Nairobi - Eight Kenyan police officers were killed when their vehicles ran over improvised bombs in two separate incidents near the border with Somalia, officials said on Wednesday.
The dead included a personal bodyguard for a local governor whose convoy was targeted.
The deaths came a day after Kenya's police chief Joseph Boinnet announced that al-Shabaab extremists based in Somalia were stepping up attacks inside the country.
He said al-Shabaab is under pressure from African Union troops supporting Somalia's government, which recently declared a new offensive against the extremist group.
In the first incident, a police vehicle heading toward the border town of Liboi was blown apart by an improvised explosive device, North Eastern Regional Coordinator Mohamud Saleh said.
Later on Wednesday, the governor of Mandera County, Ali Roba, said in a Facebook posting that five members of his security detail were killed when their vehicle was struck by a bomb. The dead included his personal bodyguard.
Two other officers were injured in the attacks.
Al-Shabaab, which has ties to al-Qaeda, claimed responsibility for the first attack in a report by its news agency, saying it had killed at least five Kenyan police officers, according to the SITE Intelligence Group, which monitors extremists.

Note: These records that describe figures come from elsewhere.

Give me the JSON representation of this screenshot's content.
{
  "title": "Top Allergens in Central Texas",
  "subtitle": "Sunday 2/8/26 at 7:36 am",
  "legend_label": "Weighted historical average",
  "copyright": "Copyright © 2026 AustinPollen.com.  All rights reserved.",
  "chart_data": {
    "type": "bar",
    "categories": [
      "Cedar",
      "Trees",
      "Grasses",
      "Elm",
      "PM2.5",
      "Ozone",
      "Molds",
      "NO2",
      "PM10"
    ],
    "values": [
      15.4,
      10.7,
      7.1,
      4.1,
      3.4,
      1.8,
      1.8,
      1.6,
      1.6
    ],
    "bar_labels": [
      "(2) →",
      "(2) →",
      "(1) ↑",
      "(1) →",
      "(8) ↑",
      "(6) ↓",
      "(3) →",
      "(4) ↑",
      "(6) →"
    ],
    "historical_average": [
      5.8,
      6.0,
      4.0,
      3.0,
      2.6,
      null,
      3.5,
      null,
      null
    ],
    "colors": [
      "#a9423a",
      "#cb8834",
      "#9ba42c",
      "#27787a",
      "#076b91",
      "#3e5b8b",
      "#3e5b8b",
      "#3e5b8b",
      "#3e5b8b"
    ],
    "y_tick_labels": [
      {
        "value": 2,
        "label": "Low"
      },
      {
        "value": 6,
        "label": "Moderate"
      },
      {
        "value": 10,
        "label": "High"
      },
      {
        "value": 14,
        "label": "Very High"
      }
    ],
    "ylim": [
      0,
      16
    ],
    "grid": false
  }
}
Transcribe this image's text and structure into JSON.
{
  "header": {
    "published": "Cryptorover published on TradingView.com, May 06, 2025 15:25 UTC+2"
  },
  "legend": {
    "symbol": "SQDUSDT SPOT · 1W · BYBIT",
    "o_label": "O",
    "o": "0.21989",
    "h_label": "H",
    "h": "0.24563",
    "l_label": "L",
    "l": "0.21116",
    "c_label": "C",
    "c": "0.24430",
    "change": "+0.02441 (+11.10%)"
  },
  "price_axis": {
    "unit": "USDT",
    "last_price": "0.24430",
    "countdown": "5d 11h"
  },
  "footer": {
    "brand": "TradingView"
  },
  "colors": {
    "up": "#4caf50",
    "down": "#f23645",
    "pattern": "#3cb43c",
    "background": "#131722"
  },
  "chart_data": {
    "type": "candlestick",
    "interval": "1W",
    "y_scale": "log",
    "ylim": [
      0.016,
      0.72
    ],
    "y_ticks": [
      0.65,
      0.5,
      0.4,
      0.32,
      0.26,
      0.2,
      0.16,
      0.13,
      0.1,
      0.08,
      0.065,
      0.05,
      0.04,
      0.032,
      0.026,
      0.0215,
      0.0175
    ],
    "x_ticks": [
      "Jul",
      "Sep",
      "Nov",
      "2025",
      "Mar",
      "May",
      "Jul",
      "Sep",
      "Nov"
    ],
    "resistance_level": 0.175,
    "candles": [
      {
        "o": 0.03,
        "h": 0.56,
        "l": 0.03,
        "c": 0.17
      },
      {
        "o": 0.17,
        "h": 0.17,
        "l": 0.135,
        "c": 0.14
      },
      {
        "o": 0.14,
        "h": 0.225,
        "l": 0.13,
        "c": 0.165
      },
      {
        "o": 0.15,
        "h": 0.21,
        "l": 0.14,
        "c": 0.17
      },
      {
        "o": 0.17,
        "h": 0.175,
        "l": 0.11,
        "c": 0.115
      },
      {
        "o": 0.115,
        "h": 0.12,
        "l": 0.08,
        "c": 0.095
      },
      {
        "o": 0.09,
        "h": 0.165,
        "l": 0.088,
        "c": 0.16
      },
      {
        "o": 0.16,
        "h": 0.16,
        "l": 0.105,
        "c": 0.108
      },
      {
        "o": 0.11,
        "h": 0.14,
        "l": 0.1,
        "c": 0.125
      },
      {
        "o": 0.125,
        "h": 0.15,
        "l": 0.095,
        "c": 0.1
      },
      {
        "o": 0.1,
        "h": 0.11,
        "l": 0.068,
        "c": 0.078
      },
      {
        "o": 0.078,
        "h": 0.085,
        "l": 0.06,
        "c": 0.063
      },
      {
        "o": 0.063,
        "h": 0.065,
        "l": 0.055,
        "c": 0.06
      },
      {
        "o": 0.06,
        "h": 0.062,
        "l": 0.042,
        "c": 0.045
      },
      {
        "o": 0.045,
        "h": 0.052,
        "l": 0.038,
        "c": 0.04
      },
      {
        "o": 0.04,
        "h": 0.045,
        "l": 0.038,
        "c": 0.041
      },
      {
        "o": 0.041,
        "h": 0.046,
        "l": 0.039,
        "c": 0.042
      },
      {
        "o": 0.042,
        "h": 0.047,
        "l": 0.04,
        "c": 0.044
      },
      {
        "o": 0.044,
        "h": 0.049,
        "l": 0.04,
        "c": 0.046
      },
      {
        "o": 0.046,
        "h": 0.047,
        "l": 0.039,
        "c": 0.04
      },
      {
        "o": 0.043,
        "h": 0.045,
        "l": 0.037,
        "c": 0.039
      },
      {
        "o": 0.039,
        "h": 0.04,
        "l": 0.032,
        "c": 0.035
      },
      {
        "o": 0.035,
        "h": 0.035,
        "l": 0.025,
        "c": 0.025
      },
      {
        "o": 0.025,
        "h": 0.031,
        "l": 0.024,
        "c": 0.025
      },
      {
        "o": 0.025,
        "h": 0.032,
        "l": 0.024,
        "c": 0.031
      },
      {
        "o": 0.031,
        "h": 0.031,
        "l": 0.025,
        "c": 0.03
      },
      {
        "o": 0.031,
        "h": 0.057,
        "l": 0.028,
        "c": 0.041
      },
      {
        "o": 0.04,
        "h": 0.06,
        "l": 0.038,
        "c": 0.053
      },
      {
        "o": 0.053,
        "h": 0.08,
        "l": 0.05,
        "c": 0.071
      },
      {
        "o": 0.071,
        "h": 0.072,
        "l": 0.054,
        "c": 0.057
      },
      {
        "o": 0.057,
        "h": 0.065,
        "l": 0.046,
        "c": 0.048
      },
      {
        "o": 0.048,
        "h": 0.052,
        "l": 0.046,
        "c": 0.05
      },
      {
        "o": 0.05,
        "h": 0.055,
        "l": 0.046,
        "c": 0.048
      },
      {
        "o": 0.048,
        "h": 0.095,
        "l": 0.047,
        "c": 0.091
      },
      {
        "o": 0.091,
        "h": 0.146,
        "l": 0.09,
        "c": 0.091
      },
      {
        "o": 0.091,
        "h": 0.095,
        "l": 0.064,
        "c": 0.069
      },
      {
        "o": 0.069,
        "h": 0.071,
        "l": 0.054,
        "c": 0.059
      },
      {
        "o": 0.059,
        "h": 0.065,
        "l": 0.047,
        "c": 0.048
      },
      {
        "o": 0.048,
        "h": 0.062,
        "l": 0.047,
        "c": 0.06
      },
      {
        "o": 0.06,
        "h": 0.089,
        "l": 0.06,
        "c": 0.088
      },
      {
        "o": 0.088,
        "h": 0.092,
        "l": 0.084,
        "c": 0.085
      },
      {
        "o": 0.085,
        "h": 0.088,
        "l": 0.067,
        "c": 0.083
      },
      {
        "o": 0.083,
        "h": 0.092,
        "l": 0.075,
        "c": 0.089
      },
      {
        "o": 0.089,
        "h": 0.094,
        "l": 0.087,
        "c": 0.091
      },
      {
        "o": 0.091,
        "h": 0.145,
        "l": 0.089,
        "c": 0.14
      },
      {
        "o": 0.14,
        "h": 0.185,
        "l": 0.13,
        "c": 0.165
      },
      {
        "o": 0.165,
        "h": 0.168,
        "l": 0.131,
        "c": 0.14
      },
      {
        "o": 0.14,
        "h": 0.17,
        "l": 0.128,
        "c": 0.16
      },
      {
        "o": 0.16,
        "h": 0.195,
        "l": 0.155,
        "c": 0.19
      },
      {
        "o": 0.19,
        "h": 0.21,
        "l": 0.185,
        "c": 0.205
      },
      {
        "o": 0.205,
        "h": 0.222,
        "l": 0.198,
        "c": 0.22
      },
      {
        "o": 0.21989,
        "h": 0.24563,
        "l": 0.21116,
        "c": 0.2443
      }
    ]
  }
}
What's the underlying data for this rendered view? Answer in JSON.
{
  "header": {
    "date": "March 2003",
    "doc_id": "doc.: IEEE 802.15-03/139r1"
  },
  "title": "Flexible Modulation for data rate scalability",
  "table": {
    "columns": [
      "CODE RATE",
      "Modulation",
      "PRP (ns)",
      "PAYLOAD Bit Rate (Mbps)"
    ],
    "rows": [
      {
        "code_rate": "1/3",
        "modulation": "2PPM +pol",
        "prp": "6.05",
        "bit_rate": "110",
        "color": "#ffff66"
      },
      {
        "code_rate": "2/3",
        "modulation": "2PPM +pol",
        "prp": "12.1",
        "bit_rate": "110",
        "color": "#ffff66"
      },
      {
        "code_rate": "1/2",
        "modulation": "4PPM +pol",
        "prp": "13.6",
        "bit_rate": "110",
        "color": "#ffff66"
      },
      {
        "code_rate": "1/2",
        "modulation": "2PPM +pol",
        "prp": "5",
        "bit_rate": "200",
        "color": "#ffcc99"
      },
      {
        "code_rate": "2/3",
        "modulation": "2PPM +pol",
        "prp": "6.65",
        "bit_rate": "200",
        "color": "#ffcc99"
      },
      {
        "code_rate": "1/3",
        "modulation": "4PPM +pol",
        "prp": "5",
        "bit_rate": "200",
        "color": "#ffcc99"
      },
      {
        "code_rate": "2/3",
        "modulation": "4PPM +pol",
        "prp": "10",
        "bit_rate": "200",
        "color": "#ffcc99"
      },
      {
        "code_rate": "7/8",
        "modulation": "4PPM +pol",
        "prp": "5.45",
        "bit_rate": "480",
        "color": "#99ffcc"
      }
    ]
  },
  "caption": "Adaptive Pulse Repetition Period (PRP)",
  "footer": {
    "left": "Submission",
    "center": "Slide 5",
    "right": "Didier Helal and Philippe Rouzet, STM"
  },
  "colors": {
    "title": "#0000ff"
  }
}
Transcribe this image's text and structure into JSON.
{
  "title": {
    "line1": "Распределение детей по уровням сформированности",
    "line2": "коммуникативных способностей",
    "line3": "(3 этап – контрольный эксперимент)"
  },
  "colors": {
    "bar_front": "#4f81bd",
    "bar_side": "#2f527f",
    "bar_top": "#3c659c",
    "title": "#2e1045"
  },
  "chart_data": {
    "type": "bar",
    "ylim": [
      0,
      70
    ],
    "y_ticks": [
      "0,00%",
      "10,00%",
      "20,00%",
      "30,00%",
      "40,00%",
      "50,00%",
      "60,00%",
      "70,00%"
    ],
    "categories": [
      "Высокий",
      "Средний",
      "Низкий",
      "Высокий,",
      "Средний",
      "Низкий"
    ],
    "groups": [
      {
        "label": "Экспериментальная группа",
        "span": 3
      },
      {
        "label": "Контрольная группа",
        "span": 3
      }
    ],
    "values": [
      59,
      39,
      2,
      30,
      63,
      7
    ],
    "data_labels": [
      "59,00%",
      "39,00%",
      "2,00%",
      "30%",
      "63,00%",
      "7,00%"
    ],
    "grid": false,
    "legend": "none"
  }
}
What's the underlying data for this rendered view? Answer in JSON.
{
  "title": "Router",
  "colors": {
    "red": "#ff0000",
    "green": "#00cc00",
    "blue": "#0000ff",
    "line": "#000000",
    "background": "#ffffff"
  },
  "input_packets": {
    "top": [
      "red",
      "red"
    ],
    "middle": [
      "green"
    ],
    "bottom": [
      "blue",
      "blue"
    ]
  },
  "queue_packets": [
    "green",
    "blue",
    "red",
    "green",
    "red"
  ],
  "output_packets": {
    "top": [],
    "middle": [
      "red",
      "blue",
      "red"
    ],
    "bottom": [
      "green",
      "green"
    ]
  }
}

In the last two weeks, attacks by al-Shabaab in Kenya's Garissa and Mandera counties have increased after a lull. Last week, an improvised bomb killed four people in a vehicle, including a child.
Mandera County has been hardest hit in recent years by an al-Shabaab campaign to avenge Kenyan troop presence in Somalia since 2011. Kenya's troops are part of the AU force there.
Kenya has managed to stop the frequency of al-Shabaab attacks in its capital, Nairobi, and major towns, but human rights groups say the government uses methods such as extrajudicial killings that can fuel revenge attacks.